Da sie weder Schirm noch Regenmantel dabei hatte, beschloss sie zu warten. Kurz darauf wurde die Tür aufgerissen, und ein Mann in ihrem Alter kam herein. Das Wasser tropfte aus seinen strähnigen Haaren, seine Jacke war an den Schultern und auf dem Rücken dunkel vor Feuchtigkeit, und er trug rote Turnschuhe, die vollkommen durchweicht waren.
Lächelnd zog er einen Schlüssel heraus und öffnete die Tür zu der Wohnung im Erdgeschoss. Im Türrahmen fuhr er sich mit der Hand übers Gesicht.
»Sieht aus, als hätte Sie der Regen überrascht. Darf ich Ihnen eine Tasse Tee anbieten?«
Monika, die bislang nur gute Erfahrungen mit Gesprächen mit Nachbarn gemacht hatte, nahm das Angebot an. Wenn sie Glück hatte, erfuhr sie vielleicht etwas Interessantes. Sie betrat die Wohnung, die deutlich heller und luftiger als Olzéns war. Teilweise war dies der spärlichen Möblierung aus hellem Holz zu verdanken, die von der letzten Möbelmesse zu stammen schien, und einem großen Fenster, das auf eine verglaste Veranda hinausging.

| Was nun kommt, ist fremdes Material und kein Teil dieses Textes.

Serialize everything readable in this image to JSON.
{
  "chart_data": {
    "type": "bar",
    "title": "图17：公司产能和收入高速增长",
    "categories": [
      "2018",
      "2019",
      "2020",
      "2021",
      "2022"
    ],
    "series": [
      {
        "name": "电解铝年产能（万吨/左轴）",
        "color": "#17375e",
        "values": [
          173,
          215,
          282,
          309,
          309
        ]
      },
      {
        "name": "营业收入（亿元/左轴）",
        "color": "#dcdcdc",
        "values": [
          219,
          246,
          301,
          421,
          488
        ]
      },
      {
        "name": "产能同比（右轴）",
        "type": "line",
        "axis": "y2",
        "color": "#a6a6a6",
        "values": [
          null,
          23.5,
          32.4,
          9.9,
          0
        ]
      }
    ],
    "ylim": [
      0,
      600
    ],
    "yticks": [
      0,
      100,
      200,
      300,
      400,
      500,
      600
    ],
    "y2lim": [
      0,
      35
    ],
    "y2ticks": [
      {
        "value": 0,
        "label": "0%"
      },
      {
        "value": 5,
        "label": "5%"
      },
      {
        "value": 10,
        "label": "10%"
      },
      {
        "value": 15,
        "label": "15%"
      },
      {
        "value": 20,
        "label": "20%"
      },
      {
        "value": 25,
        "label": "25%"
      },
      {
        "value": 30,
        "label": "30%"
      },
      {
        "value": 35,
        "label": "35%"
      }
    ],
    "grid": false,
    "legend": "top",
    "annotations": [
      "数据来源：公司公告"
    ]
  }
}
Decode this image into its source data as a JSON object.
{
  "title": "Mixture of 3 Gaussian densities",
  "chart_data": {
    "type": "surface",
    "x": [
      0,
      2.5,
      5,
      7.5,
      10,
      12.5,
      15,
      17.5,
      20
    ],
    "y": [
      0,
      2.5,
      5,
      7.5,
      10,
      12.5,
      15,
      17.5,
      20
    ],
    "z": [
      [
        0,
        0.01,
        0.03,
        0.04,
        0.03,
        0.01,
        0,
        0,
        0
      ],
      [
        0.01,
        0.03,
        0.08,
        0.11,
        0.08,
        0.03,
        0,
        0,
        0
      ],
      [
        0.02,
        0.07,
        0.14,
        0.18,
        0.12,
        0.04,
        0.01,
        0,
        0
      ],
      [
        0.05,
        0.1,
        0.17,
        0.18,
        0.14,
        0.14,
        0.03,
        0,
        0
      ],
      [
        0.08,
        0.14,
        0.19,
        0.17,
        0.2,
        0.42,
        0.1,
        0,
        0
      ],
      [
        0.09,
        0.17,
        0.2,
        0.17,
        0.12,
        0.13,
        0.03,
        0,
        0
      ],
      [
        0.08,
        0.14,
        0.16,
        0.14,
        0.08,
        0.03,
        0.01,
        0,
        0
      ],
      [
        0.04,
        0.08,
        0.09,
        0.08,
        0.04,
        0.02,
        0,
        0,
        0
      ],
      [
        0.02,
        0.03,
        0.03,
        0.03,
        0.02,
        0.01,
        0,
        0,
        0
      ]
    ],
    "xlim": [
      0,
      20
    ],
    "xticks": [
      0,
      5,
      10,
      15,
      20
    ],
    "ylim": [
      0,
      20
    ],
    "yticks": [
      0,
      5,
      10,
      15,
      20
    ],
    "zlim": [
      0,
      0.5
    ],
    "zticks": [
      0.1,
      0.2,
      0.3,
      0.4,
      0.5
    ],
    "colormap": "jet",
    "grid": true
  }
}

»Ich heiße Marcus«, erklärte ihr Gastgeber. »Setzen Sie sich doch, während ich Wasser aufsetze und mir etwas Trockenes anziehe. Es ist wirklich toll hier, aber eigentlich wohne ich hier gar nicht. Ich bin nur da, wenn die eigentliche Mieterin verreist, und das tut sie oft. Ich kümmere mich um die Post, die Blumen, die Katzen und all das. Es ist wie ein inoffizielles Schriftstellerstipendium. Wirklich überaus praktisch.«
Und damit war er verschwunden. Monika ließ sich gedankenverloren auf ein weißes Sofa sinken, ohne auf ihre Umgebung zu achten.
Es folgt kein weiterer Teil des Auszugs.